Cultures taken at 35 to 37 weeks of gestation can predict if GBS colonization is likely during labor and delivery. Cultures done more than five weeks before delivery are less reliable for predicting GBS colonization at delivery. Antibiotic treatment — The American Academy of Pediatrics, American College of Obstetricians and Gynecologists, and Centers for Disease Control and Prevention all recommend antibiotics during labor for all GBS colonized pregnant women. If a woman has a positive GBS culture and is allergic to penicillin (eg, there is a risk of a life-threatening reaction), she should be sure that her clinician is aware of this allergy.
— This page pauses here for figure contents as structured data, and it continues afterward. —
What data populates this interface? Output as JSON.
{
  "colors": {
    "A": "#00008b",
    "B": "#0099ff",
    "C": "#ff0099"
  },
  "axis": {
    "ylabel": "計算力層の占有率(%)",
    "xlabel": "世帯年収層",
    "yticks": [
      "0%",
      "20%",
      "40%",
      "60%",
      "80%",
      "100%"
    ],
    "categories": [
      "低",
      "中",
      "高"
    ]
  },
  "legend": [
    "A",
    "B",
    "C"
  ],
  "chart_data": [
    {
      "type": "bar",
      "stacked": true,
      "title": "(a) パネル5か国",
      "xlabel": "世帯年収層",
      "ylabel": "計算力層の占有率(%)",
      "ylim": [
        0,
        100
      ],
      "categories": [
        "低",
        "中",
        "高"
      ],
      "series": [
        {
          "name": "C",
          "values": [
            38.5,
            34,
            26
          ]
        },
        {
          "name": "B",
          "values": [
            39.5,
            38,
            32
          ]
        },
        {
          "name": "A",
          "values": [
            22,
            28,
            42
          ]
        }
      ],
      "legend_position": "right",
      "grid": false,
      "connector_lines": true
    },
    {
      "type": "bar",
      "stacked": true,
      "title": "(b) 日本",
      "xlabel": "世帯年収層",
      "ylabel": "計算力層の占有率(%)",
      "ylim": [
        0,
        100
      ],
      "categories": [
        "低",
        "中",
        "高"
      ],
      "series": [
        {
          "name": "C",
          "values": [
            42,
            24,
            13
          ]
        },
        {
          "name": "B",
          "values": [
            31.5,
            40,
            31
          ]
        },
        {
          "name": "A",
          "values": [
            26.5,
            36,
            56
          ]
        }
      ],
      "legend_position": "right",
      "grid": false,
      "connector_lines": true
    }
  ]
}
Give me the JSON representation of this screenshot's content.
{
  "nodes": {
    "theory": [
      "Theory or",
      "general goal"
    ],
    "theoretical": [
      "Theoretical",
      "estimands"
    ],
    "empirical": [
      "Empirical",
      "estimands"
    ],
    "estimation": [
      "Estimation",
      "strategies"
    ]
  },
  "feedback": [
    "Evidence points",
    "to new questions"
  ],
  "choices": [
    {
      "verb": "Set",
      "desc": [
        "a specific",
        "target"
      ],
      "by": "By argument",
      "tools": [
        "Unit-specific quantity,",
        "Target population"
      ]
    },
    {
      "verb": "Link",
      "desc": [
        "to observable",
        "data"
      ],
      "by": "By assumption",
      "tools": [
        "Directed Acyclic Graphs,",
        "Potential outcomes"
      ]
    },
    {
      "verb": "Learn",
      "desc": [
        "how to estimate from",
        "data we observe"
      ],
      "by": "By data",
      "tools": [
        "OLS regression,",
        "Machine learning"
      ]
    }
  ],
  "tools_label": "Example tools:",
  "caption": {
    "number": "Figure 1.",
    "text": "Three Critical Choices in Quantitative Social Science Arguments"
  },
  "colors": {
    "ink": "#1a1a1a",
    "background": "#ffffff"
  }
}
An additional test may be needed to determine which antibiotic should be used during labor. Benefits — Antibiotics given in labor reduce the chance of early-onset neonatal infection 30-fold. If antibiotics are not given to a GBS-colonized woman at term who has no other risk factors (eg, fever, prolonged membrane rupture), there is a 1 in 200 chance of neonatal GBS infection; this risk drops to 1 in 4000 if antibiotics are given.